Our Images of Things
A train ride through the south of France isn’t
what you’d expect. Taking the night route
from Barcelona to Avignon, we watch the sky bruise
into an elegant gloaming. All along, the tracks are laid
on the surface of the water, running through marshes where
ancient French oaks grow gnarled on tiny islands, escaping
their fate of becoming wine barrels, bent into irons,
mellowing Burgundy or Bordeaux for thirsting strangers.
For every field of lavender, clusters of industrial block buildings
appear covered in graffiti, surrounded by barbed wire.
A train ride through the south of France is
ancient oaks growing gnarled on the tiniest of islands.

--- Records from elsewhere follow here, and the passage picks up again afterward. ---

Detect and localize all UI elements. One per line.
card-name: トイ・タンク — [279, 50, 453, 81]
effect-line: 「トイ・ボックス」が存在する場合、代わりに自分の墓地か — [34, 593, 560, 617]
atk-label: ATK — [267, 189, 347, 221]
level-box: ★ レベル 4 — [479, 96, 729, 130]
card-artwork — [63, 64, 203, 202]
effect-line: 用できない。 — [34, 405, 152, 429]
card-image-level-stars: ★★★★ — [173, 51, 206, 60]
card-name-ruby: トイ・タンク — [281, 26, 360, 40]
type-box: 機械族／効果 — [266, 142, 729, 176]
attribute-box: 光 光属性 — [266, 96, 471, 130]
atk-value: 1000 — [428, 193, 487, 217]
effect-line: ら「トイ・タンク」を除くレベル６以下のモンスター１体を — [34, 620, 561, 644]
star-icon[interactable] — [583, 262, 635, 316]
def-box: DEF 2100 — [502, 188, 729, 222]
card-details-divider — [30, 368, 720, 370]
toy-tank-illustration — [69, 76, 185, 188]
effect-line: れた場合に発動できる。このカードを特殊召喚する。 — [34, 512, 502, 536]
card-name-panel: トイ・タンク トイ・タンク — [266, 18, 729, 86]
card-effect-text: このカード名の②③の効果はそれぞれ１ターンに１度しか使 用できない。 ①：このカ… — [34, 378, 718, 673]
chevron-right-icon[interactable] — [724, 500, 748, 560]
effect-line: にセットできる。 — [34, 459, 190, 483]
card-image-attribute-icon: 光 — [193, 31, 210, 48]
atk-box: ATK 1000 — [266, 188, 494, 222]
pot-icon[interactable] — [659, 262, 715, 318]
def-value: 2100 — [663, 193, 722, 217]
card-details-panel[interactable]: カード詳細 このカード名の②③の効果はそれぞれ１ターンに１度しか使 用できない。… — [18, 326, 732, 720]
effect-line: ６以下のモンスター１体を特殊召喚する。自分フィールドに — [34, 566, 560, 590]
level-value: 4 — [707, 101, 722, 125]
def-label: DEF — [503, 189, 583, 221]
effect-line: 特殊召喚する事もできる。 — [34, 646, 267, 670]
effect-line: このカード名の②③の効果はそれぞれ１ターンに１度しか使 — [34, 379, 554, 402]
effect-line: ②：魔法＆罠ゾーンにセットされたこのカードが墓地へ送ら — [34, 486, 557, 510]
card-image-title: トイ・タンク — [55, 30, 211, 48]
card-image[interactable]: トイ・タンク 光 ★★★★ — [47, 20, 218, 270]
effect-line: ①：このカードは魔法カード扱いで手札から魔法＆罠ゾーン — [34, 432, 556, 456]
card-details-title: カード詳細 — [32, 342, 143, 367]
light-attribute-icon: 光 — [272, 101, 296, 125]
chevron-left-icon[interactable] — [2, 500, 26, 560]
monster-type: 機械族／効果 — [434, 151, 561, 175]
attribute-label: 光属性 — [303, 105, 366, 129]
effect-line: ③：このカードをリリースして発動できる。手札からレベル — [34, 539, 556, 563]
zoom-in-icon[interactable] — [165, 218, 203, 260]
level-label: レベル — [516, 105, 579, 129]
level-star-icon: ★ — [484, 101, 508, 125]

Even in this place, nothing stays. Roots rot in the water.
Our images of things are too imperfect to bear: too soft,
too much shaped by our feeble senses, whittled down by utility.
The bleary conductor wakes us at the station: Nous sommes ici.
by Eliot White
Editor’s Note: This gigan poem concentrates on the image of movement so that by the end of the poem, the notion of being somewhere is here, in this singular moment.
The gigan poetic form was invented by poet Ruth Ellen Kocher and is named after a monster in Godzilla. The poem is 16 lines. The lines are broken into couplet, tercet, couplet, couplet, couplet, tercet, couplet. Line 1 is repeated as line 11. Line 6 is repeated as line 12. The closing couplet puts a twist on the poem.